Robot beni incitmemeye çalışarak yere indirdi ve başımdaki maskeyi çıkardı. Üçgen biçimli gözlerini üzerime dikmiş merakla beni izliyordu. Artık ilk şoku üzerimden atmıştım, apar topar ayağa kalkıp “Ne bakıyorsun, hiç mi insan görmedin” diye sordum. Yüzündeki merak ifadesine şimdi bir parça tiksinti eklenmişti, kendisini benden üstün gördüğünü düşünerek sinirlendim. Tam ağzının payını verecektim ki arkasını dönüp kırmızı bir ışığın aydınlattığı odayı terk etti. Dönüp arkama baktığımda baş mühendisimiz Oliver’ın da benimle birlikte olduğunu fark ettim. Kumsalda güneşleniyormuş gibi sırt üstü uzanmıştı ve hiç hareket etmiyordu. Yanında diz çöküp nabzını kontrol ettim, kalbinin attığından emin olduktan sonra omuzlarından tutarak onu sarstım. Gözkapakları aralandı ve beni baygın bakışlarla süzmeye başladı.
“İyi misin?” diye sordum.
“Galiba tansiyonum düşmüş” dedi.
İçinde bulunduğumuz dar oda galiba hareket ediyordu. Oliver’ın yattığı yerden kalkmasına yardımcı oldum ve odamız birden hızlandığı için yere yuvarlandık. Yere düştüğüm sırada zemin döşemesinin tombul bir kadının kaba etleri gibi yumuşak olduğunu fark ettim, yere çarptığım sırada canım yanmamıştı. Bulunduğumuz oda galiba uzay gemisinin dışına çıkmıştı zira duvardaki tek pencereden yıldızlar görünüyordu. Yeniden ayağa kalkmaya cesaret edemediğimiz için oturur vaziyete geçmiş ve içinde bulunduğumuz mekânı incelemeye başlamıştık. Oliver oval biçimli odanın ucundaki kapıyı işaret etti. Jimnastik minderleri üzerinde yürüyen çocuklar gibi hoplaya zıplaya kapının önüne geldik. Kapı kayarak açıldı ve diğer odaya geçtik. Bir uzay mekiğinin içinde olduğumuz anlaşılıyordu, mor bir ışıkla aydınlatılmış bu yeni mekânın geniş pencerelerinden uzay boşluğunu tüm ihtişamıyla görebiliyorduk.

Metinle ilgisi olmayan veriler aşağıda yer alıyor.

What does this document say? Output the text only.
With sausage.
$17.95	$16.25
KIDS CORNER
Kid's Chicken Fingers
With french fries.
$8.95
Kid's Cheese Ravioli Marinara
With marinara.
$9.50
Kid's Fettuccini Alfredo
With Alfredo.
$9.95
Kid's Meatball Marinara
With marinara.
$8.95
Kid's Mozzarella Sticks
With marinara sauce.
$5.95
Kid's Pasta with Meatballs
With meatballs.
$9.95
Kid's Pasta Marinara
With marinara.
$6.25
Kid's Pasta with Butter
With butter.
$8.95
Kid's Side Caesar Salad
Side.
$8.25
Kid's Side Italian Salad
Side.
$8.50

Şaşkın tavuklar gibi sağa sola bakınırken “Derhal koltuklarınıza oturun” anonsunu duyduk. Bizi kaçıranların İngilizce bildiği anlaşılıyordu, anons Türkçe yapılsa daha iyi olurdu gerçi ama o anda kültür emperyalizmi tartışmasına girmeyi uygun bulmadım. Uzay mekiğinin mürettebata ihtiyaç duymadığı anlaşılıyordu, odanın hiçbir yerinde ne uçuşa müdahale edebileceğimiz düğmeler ne de bir gösterge paneli vardı. Koltuklarımıza oturup tevekkülle başımıza gelecekleri beklemeye koyulduk. Koltuklardan çıkan emniyet kemerleri bizi sıkıca sarmaladı ve peynir tenekesi boyutundaki bir robot kokpitin gizli bir köşesinden çıkıp yanımıza geldi.
Robota “Bizi neden kaçırdınız, kimsiniz, amacınız nedir?” diye sordum.
Robot yankılı sesiyle “Ben sadece basit bir hizmetkarım” yanıtını verdi.
“Efendilerinden bu zorbalığın hesabını soracağım. Bize bulaşmakla büyük bir hata yaptınız” dedim.
Robot bana cevap vermek yerine kokpitin köşesindeki kutunun içine girdi ve iki elinde küp biçimli iki bardakla geri döndü. İçinde suya benzeyen renksiz bir sıvı olan bardakları yerden otomatik olarak yükselen sehpaların üzerine bıraktı.
Üzerimizde sapıkça deneyler uygulamalarından korktuğum için yanımıza bıraktıkları sudan önce küçük bir yudum aldım. Tadı biraz buruk olsa da düpedüz suydu. Bardağı heyecan ve telaştan kurumuş dudaklarıma götürdüm ve içindeki suyu kana kana içtim. Rahat koltuğa kurulup susuzluğumu giderince umulmadık bir biçimde canlanmıştım. Robota “Bize oradan yiyecek bir şeyler de getir” diye buyurdum, başımı arkaya yaslanıp mekiğin motorlarının uğultusunu dinlemeye başladım. Bu sırada odanın havasına belli belirsiz bir leylak kokusu karışmış olduğunu fark ettim. Bizi kaçıranlar kötü niyetli varlıklar olmayabilirlerdi. Hatta kozmosun kardeşliği adına bize “tovariş” bile diyebilirlerdi. Gözlerimi kapayıp yarı uyuşmuş bir halde bedenimi dinlemeye başladım. Kalbim ne de tatlı bir uyumla çarpıyordu, damarlarımda akan kanı bile hissedebiliyordum. Varlığım erimiş, evrenle bütünleşmiş gibiydi, yüreğim şefkatle dolmuştu.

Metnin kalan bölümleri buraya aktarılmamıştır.